Item 3.01. Notice of Delisting or Failure to Satisfy a Continued Listing Rule or
Standard; Transfer of Listing.
On June 4, 2013, Accelrys, Inc. (the "Company") notified the Nasdaq Stock Market ("Nasdaq") that the Company is not in compliance with Nasdaq Listing Rule 5605(c)(2) requiring the Company to have an Audit Committee comprised of three independent directors. The Company's noncompliance with this listing rule resulted from Kenneth Coleman's decision to not stand for re-election to the Company's Board of Directors (including as a member of the Board's Audit Committee) for personal reasons not involving any disagreement relating to the Company's operations, policies or practices, as previously disclosed in the Company's definitive proxy statement for its 2013 annual meeting of stockholders filed with the U.S. Securities and Exchange Commission on April 15, 2013. Consequently, on June 4, 2013, the Company received a written notification (the "Notice") from Nasdaq that, as a result of Mr.

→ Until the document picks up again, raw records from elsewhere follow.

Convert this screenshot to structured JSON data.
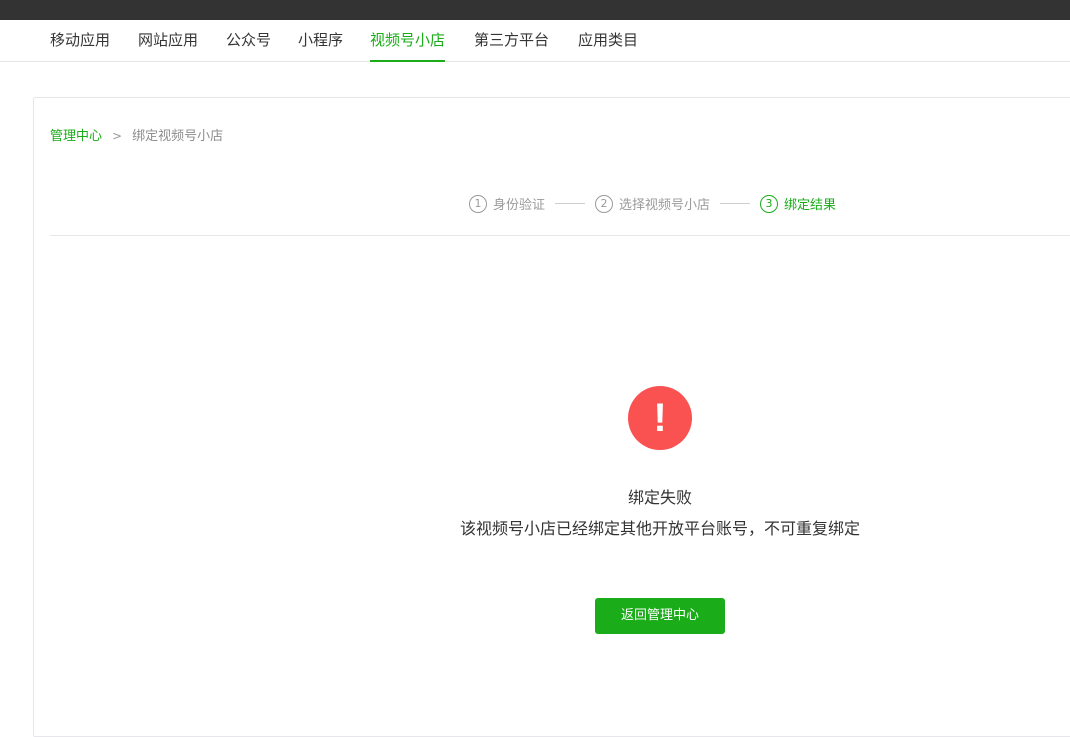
{
  "nav": {
    "items": [
      {
        "label": "移动应用"
      },
      {
        "label": "网站应用"
      },
      {
        "label": "公众号"
      },
      {
        "label": "小程序"
      },
      {
        "label": "视频号小店"
      },
      {
        "label": "第三方平台"
      },
      {
        "label": "应用类目"
      }
    ],
    "active_index": 4
  },
  "breadcrumb": {
    "home": "管理中心",
    "separator": ">",
    "current": "绑定视频号小店"
  },
  "steps": [
    {
      "num": "1",
      "label": "身份验证"
    },
    {
      "num": "2",
      "label": "选择视频号小店"
    },
    {
      "num": "3",
      "label": "绑定结果"
    }
  ],
  "result": {
    "icon": "!",
    "title": "绑定失败",
    "description": "该视频号小店已经绑定其他开放平台账号，不可重复绑定",
    "button_label": "返回管理中心"
  },
  "colors": {
    "accent": "#1aad19",
    "error": "#fa5151",
    "topbar": "#333333"
  }
}
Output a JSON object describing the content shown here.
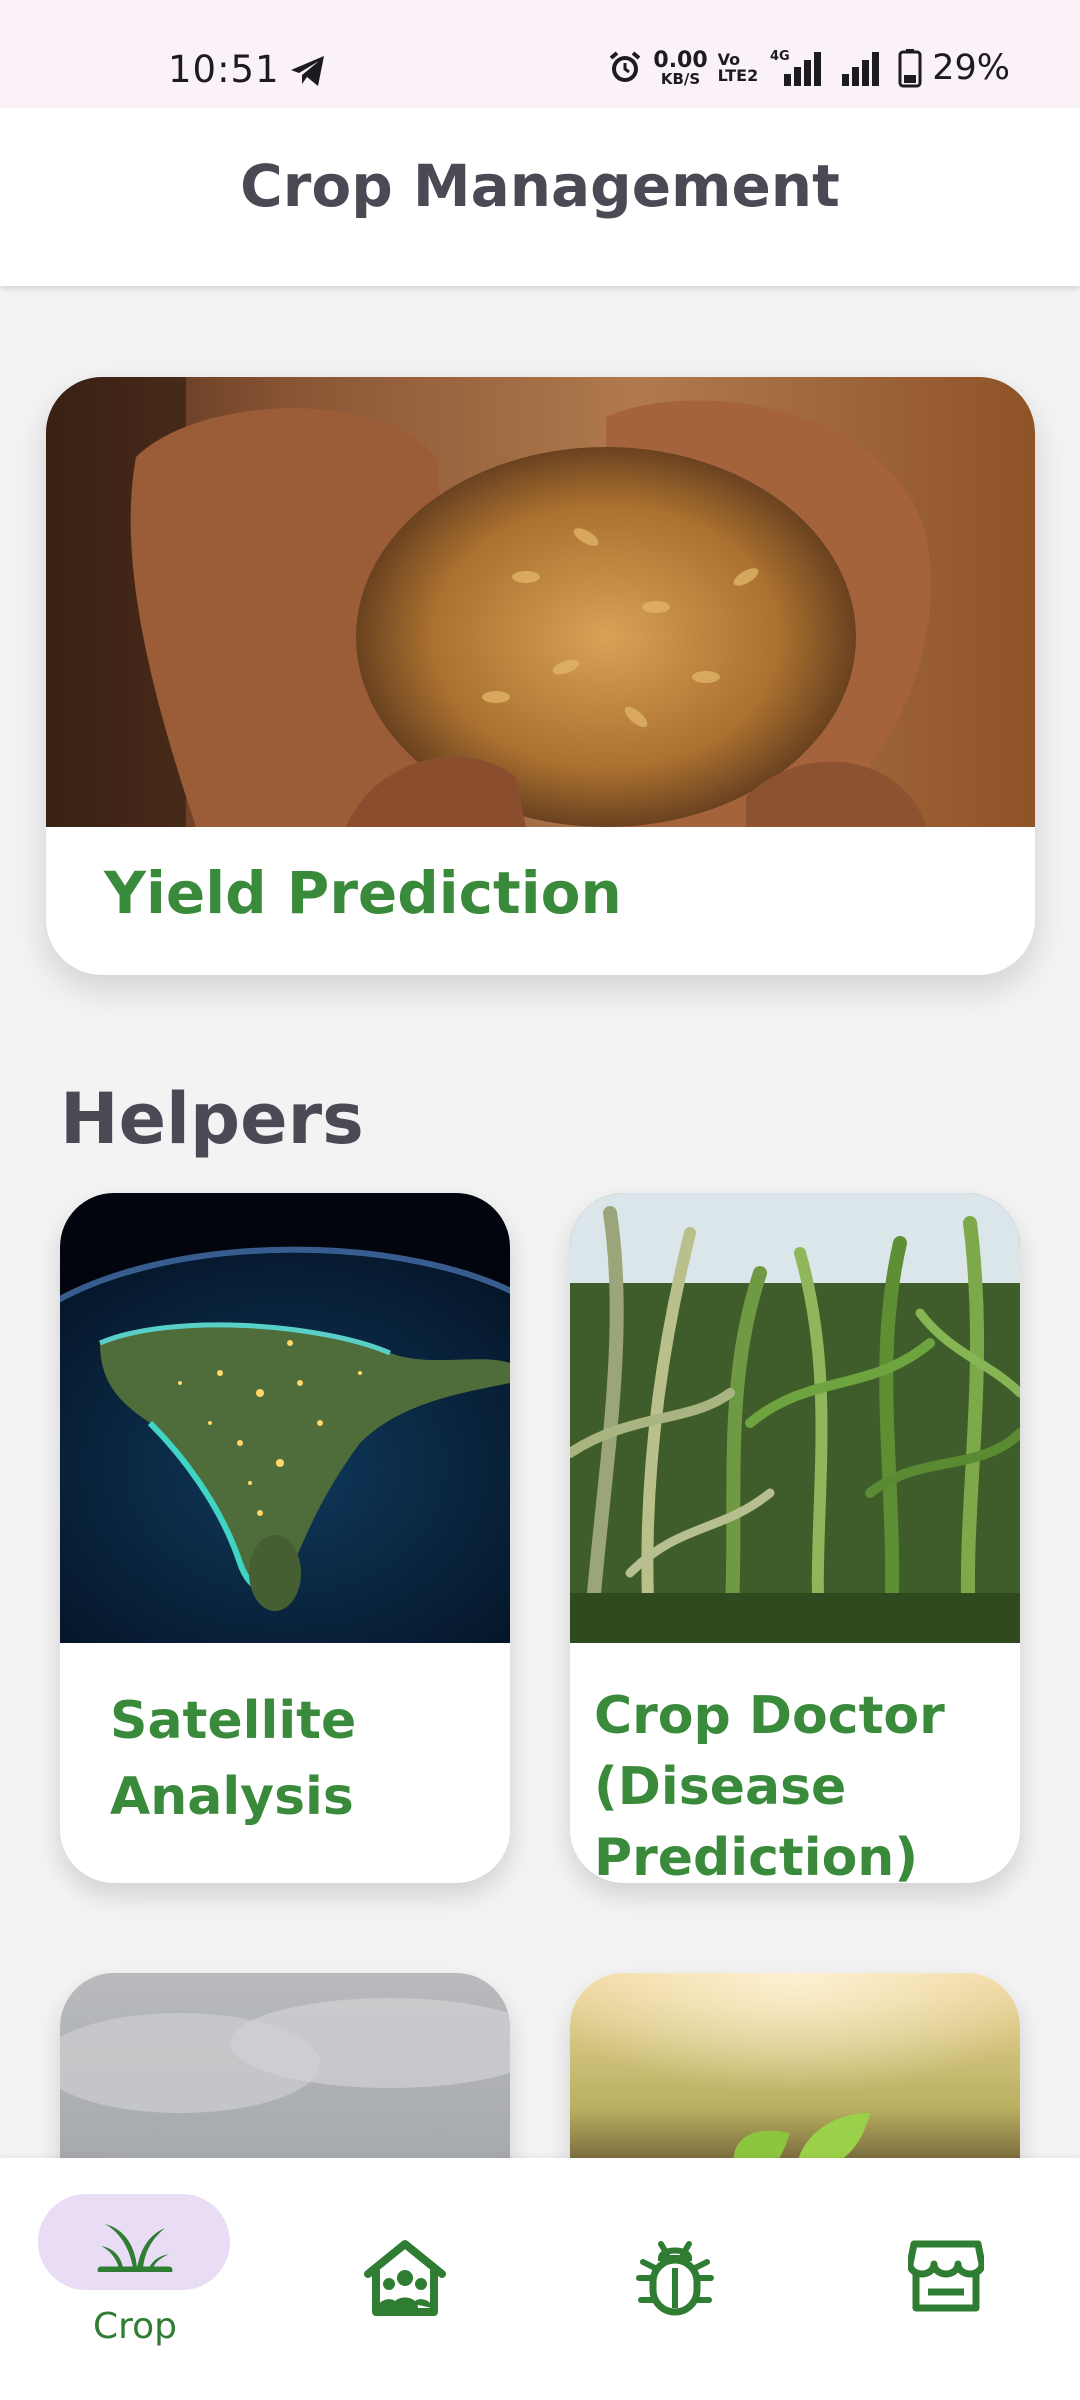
{
  "status_bar": {
    "time": "10:51",
    "data_speed_value": "0.00",
    "data_speed_unit": "KB/S",
    "volte_top": "Vo",
    "volte_bottom": "LTE2",
    "network": "4G",
    "battery": "29%"
  },
  "header": {
    "title": "Crop Management"
  },
  "hero": {
    "title": "Yield Prediction",
    "image": "grain-in-hands-photo"
  },
  "helpers": {
    "heading": "Helpers",
    "tiles": [
      {
        "title_line1": "Satellite",
        "title_line2": "Analysis",
        "image": "earth-at-night-india-photo"
      },
      {
        "title_line1": "Crop Doctor",
        "title_line2": "(Disease",
        "title_line3": "Prediction)",
        "image": "corn-field-photo"
      },
      {
        "image": "cloudy-sky-photo"
      },
      {
        "image": "seedling-sunset-photo"
      }
    ]
  },
  "bottom_nav": {
    "items": [
      {
        "label": "Crop",
        "icon": "sprout-icon",
        "active": true
      },
      {
        "icon": "community-home-icon"
      },
      {
        "icon": "bug-icon"
      },
      {
        "icon": "store-icon"
      }
    ]
  },
  "colors": {
    "accent_green": "#3a8a3c",
    "title_gray": "#4a4a55",
    "active_pill": "#e9ddf6",
    "status_bar_bg": "#fbf1f8"
  }
}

Coleman's not standing for re-election, the Company no longer complies with Nasdaq's audit committee requirements as set forth in Nasdaq Listing Rule 5605. The Notice confirms that, pursuant to Nasdaq Listing Rule 5605(c)(4)(B), the Company will be provided with a cure period to regain compliance as follows:
until the earlier of the Company's next annual stockholder meeting or May 30, 2014; or

if the next annual stockholder meeting is held before November 26, 2013, then the Company must evidence compliance no later than November 26, 2013.

Because the Company does not intend to hold its next annual stockholder meeting prior to November 26, 2013, the Company expects that the cure period provided by Nasdaq Listing Rule 5605(c)(4)(B) will expire on May 30, 2014.
The Company's Board of Directors is currently working to identify candidates to replace Mr. Coleman and to appoint a director and Audit Committee member who satisfies the independence and other relevant Audit Committee requirements of the Nasdaq Listing Rules prior to the expiration of the applicable cure period.